Chatbot Arena Overall arena.ai →
Chatbot Arena Text arena.ai/text →
AlpacaEval tatsu-lab.github.io →

Coding 11% — 9 sources

SWE-bench Verified swebench.com →
EvalPlus evalplus.github.io →
LiveCodeBench livecodebench.github.io →
SWE-rebench swe-rebench.com →
BigCodeBench bigcode-bench.github.io →
Terminal-Bench Hard tbench.ai →
SWE-bench Pro (Scale AI) scale.com →
SciCode scicode-bench.github.io →
Chatbot Arena Code arena.ai/code →

Agent Capability 10% — 7 sources

SWE-bench Verified (task completion) swebench.com →
GAIA hal.cs.princeton.edu →
OSWorld os-world.github.io →
tau-bench taubench.com →
MCP Atlas (Scale AI) scale.com →
Galileo Agent Leaderboard huggingface.co →
OpenRouter Rankings (multi-model) openrouter.ai →

Usage & Adoption 5% — 1 source

OpenRouter Rankings openrouter.ai →

SECTION 5

Qualification Rules

Models are assigned one of three tiers based on data coverage:

Verified

Scores in 7+ of 10 pillars. Composite score is highly representative.

Estimated

Scores in 4-6 pillars. Composite is directionally useful but gaps exist.

Minimal

Scores in 3 or fewer pillars. Listed for tracking but treat composite with caution.

SECTION 6

Data Integrity

The TR2 Unified DDP runs every day at 4:15 AM CST. It scrapes all 37 sources, normalizes scores within each source (top model = 100), averages across sources per pillar, then applies the weighted formula. Changes are committed to GitHub and the leaderboard updates automatically.

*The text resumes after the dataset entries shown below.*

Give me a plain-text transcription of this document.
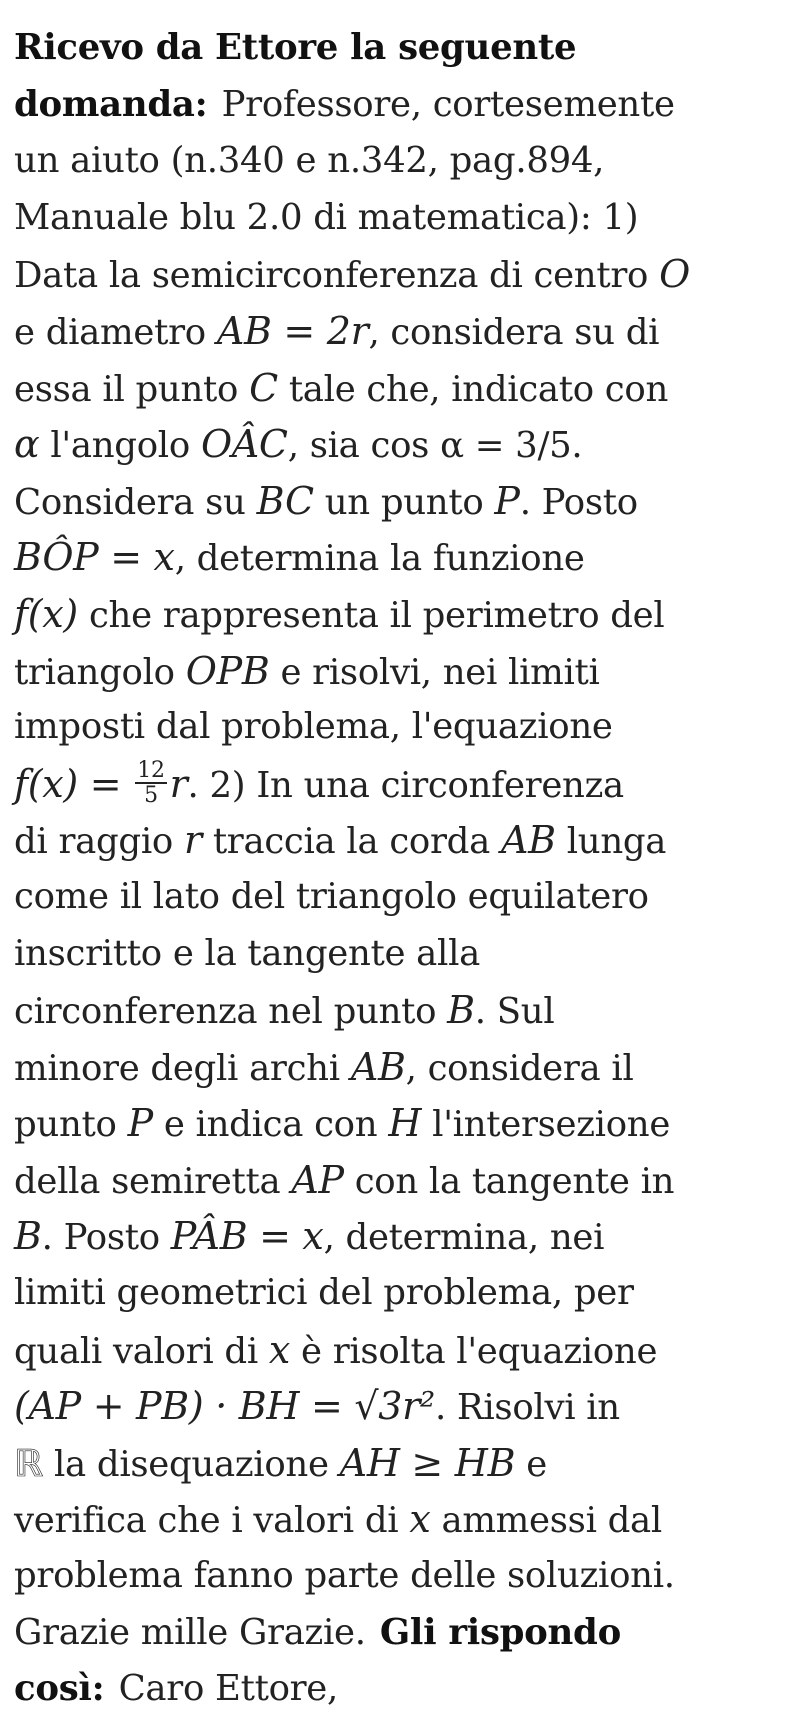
Ricevo da Ettore la seguente
domanda: Professore, cortesemente
un aiuto (n.340 e n.342, pag.894,
Manuale blu 2.0 di matematica): 1)
Data la semicirconferenza di centro O
e diametro AB = 2r, considera su di
essa il punto C tale che, indicato con
α l'angolo OÂC, sia cos α = 3/5.
Considera su BC un punto P. Posto
BÔP = x, determina la funzione
f(x) che rappresenta il perimetro del
triangolo OPB e risolvi, nei limiti
imposti dal problema, l'equazione
$f(x) = \frac{12}{5} r$. 2) In una circonferenza
di raggio r traccia la corda AB lunga
come il lato del triangolo equilatero
inscritto e la tangente alla
circonferenza nel punto B. Sul
minore degli archi AB, considera il
punto P e indica con H l'intersezione
della semiretta AP con la tangente in
B. Posto PÂB = x, determina, nei
limiti geometrici del problema, per
quali valori di x è risolta l'equazione
(AP + PB) · BH = √3r². Risolvi in
ℝ la disequazione AH ≥ HB e
verifica che i valori di x ammessi dal
problema fanno parte delle soluzioni.
Grazie mille Grazie. Gli rispondo
così: Caro Ettore,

If a source is down or returns no data, the scraper logs it and continues. Missing sources do not penalize a model — scores are averaged only across sources that returned data for that model.

Model name matching uses a canonical roster with 150+ aliases to ensure variant names all map to the same model.

SECTION 7

Coverage Bonus

Models appearing in more pillars receive a coverage bonus: +3% per pillar above 5. A model with scores in all 10 pillars gets a 15% bonus. This rewards models that are broadly evaluated rather than cherry-picked on favorable benchmarks.

The old system used a dampener formula that penalized sparse models. The new coverage bonus is simpler and more transparent: you get your weighted score plus a flat bonus for breadth.